Eerst moet ik bekennen dat dit niet echt gebeurd is. Ah, zegt u, bekennen bekennen, het gebeurt
wel meer dat De Laatste Vuurtorenwachter fictieve stukjes produceert.
Maar deze keer is het anders. Wat volgt is evenmin iets wat ik bedacht
heb. Het is een mop die een maat me ooit verteld heeft.
Op zo’n mop staat geen copyright. Die maat kan uiteraard geen auteursrecht laten
gelden. Hij heeft de mop van iemand gehoord die het op zijn beurt van iemand
anders gehoord heeft en die heeft het ook weer van iemand… Er is niets wat me belet om me die
mop toe te eigenen en er een geschreven verhaal van te maken.
Maar simpel is het niet. Zo'n mop gedijt in een orale traditie. Een mop
vertel je aan de tapkast of aan de dis. De mop is het terrein van het gesproken
woord.
Er bestaan natuurlijk wel geschreven versies. Wie De Druivelaar in huis heeft kan op de ommezijde van de afgescheurde
kalenderblaadjes dagelijks zo’n mop lezen. Tegelijk zal die lezer toegeven dat
daar zelden om te lachen valt. Er bestaan ook moppenboekjes, genre De honderd beste moppen: geeuw geeuw. Ze
leren vooral dat er een verschil bestaat tussen een mondelinge vertelling en
een geschreven verhaal.
Een goed vertelde mop kan een slecht geschreven verhaal opleveren en
omgekeerd geldt wellicht ook: van een slechte mop kan een goed verhaal gedraaid
worden. Het is iets waaraan ik ben beginnen denken sinds ik, hier, enkele verhalen van
Herman Pieter de Boer gelezen heb die, zo denk ik, op vertelde moppen gebaseerd
zijn.
Maar kan ik het? Kan ik van een goeie mop een goed verhaal maken?

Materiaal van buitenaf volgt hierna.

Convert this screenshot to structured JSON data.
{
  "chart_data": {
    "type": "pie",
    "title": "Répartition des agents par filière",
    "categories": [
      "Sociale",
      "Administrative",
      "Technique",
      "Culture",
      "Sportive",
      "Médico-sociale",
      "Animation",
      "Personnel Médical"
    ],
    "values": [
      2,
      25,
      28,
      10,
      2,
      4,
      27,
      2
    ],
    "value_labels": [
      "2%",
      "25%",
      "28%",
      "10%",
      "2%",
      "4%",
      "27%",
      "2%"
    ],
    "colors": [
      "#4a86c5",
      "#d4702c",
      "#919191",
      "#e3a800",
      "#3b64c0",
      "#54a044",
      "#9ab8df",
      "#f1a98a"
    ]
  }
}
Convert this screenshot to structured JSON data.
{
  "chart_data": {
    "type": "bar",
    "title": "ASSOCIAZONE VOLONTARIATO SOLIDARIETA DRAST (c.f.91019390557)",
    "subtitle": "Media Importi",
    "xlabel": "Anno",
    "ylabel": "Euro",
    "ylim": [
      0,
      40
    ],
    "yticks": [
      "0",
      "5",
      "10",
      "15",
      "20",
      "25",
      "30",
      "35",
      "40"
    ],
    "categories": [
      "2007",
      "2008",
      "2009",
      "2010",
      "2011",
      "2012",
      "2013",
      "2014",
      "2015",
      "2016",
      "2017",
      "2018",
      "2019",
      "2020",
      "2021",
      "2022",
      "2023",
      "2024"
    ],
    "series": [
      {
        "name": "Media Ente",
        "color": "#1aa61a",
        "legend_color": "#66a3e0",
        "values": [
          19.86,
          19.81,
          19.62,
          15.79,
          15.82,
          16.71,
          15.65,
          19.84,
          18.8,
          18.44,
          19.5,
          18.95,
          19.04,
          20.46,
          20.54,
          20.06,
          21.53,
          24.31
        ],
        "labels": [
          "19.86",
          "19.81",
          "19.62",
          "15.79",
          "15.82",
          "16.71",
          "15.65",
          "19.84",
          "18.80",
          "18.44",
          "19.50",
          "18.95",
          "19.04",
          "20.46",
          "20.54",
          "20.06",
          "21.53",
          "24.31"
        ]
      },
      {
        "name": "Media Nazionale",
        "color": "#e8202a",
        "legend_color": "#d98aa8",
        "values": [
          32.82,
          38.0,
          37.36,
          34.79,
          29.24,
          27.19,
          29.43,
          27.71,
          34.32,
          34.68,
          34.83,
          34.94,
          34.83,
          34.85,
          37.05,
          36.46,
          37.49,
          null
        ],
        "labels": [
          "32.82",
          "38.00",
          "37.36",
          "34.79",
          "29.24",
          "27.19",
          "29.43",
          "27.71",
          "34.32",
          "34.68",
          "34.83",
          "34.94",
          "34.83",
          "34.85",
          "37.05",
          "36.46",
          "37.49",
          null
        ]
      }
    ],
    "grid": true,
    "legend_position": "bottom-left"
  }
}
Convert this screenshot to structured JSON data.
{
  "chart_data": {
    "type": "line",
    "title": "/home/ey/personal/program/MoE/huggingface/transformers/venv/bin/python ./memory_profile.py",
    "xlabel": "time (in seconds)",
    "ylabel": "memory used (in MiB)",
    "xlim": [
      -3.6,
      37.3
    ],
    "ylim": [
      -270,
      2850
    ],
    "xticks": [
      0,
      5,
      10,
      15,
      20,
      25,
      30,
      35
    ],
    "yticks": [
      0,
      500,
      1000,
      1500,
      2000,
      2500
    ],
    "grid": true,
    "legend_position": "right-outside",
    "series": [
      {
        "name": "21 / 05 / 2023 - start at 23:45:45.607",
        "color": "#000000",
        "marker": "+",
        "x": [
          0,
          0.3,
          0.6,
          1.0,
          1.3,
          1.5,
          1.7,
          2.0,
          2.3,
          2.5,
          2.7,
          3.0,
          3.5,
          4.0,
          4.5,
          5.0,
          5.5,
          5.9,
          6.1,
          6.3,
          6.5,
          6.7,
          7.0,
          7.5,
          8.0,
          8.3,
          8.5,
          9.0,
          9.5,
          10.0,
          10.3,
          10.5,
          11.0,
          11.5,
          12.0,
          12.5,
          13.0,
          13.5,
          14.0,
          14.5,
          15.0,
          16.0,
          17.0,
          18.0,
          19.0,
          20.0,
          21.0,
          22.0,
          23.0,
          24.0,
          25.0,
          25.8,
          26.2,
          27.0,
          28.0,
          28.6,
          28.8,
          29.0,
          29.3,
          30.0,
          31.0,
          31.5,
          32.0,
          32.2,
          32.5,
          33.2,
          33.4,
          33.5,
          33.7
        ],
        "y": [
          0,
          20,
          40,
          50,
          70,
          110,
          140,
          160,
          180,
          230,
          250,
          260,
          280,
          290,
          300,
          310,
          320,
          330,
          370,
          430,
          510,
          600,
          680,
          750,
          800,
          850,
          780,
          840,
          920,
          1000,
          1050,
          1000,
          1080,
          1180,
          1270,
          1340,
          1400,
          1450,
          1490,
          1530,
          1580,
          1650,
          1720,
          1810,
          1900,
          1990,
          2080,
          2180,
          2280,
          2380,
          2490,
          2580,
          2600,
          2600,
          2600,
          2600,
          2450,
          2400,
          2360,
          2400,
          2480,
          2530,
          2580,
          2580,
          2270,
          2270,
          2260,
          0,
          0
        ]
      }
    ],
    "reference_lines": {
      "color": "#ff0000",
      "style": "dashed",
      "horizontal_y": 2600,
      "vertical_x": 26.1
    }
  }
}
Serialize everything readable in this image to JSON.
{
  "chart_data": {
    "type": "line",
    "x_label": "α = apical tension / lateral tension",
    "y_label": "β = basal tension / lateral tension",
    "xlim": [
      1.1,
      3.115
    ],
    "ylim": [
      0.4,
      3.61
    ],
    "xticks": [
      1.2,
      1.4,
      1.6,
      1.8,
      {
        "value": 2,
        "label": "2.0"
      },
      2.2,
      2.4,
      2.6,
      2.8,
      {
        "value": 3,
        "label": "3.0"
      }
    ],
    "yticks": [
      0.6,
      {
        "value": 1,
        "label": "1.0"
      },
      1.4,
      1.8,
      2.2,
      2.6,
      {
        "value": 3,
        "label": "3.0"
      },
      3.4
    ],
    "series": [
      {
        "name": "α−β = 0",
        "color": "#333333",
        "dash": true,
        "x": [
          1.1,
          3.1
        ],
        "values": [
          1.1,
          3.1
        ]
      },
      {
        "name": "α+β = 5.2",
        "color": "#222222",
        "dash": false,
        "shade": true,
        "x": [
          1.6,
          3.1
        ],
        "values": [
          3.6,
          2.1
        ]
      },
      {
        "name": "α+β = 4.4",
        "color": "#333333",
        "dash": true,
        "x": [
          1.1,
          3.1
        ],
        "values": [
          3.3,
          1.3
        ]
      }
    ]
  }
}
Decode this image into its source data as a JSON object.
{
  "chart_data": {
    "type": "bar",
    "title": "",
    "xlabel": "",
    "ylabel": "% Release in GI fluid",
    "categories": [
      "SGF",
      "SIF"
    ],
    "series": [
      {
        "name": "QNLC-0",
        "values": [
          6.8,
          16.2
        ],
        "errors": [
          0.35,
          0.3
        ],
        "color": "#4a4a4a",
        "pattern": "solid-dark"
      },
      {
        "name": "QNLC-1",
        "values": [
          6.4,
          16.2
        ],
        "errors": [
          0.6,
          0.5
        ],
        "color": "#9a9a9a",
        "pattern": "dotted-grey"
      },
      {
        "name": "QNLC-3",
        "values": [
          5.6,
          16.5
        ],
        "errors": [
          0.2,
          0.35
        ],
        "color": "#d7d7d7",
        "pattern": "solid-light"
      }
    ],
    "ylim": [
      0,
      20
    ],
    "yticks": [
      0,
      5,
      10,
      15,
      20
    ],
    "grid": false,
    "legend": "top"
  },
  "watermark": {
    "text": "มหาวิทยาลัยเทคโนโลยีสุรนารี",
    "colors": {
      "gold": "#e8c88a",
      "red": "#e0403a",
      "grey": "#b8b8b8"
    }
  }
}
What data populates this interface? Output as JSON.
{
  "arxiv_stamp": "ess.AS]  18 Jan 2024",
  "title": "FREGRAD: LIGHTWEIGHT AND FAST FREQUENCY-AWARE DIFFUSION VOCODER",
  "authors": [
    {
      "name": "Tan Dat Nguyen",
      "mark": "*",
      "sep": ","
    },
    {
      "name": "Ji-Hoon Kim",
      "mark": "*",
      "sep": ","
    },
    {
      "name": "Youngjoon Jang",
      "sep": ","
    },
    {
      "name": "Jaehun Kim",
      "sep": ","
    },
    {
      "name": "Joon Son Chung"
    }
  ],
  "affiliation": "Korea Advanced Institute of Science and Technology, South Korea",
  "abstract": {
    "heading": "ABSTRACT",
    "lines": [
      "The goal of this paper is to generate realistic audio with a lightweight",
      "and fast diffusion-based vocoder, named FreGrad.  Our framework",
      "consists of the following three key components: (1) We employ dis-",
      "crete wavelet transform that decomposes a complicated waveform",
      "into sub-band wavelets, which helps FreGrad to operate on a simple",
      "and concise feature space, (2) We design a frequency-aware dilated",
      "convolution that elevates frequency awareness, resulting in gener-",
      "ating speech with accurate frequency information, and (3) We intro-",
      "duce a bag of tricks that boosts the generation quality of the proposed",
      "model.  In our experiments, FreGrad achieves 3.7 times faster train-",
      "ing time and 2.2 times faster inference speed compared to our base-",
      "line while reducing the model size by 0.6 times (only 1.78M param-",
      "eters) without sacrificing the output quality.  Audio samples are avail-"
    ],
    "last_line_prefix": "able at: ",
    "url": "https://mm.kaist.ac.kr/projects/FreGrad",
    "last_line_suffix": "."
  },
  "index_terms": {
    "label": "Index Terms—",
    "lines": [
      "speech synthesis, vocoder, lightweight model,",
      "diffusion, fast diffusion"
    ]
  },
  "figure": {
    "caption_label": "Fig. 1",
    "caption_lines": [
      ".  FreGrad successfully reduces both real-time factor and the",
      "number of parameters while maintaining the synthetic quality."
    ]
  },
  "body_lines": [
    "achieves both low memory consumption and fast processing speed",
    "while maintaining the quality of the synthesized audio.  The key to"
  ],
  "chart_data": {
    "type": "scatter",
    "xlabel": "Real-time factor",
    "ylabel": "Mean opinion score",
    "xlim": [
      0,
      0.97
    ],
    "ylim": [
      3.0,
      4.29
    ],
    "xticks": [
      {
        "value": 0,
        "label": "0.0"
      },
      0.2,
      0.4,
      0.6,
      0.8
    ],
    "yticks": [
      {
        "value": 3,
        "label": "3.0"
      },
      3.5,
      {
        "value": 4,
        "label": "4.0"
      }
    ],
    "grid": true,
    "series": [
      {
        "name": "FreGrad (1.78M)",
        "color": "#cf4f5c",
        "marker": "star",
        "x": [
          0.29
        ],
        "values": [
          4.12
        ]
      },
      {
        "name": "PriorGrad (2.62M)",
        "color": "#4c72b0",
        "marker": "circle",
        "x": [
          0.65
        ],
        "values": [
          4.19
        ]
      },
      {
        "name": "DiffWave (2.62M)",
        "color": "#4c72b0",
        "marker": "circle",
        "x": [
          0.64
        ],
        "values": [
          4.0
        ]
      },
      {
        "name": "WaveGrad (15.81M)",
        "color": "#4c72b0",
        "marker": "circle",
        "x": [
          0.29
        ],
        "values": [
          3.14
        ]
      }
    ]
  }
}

In de sixties trok mijn maat regelmatig met de ferry naar Engeland om
er grammofoonplaten in te kopen. De muziekkeuze was daar groter dan in onze winkels en de platen
lagen er al in de rekken voor iemand er alhier iets over gehoord had. Door de
concurrentiestrijd tussen de ferrymaatschappijen was de overtocht goedkoop en
een trip naar Engeland lag binnen ieders bereik.
Je moest ginder natuurlijk wel aan eten geraken. Dat moest soms rap
gebeuren, want de ferry wachtte niet.
In een Brits restaurant wilde die maat van me nog vlug biefstuk friet
eten. Die steak wilde hij kort gebakken bestellen, halfrauw, saignant. Dat die bakwijze in Engeland underdone heet, wist mijn maat niet, en
bijgevolg zat hij aan die tafel niet alleen met honger, maar ook met een
taalprobleem.
De kelner hield zijn blocnote klaar en mijn maat stamelde iets van steak en heu saignant. Dat laatste
begreep die kelner niet zo goed. Mijn maat zocht naar een vertaling voor het
Franse saignant en kwam uit op het Engelse
bloody. Blij dat hij dat woord gevonden
had, vroeg hij meteen: ‘Can I have a
bloody steak please?’
De kelner keek dwars door hem heen toen hij de wedervraag stelde: ‘And do you want some fucking patatoes too?’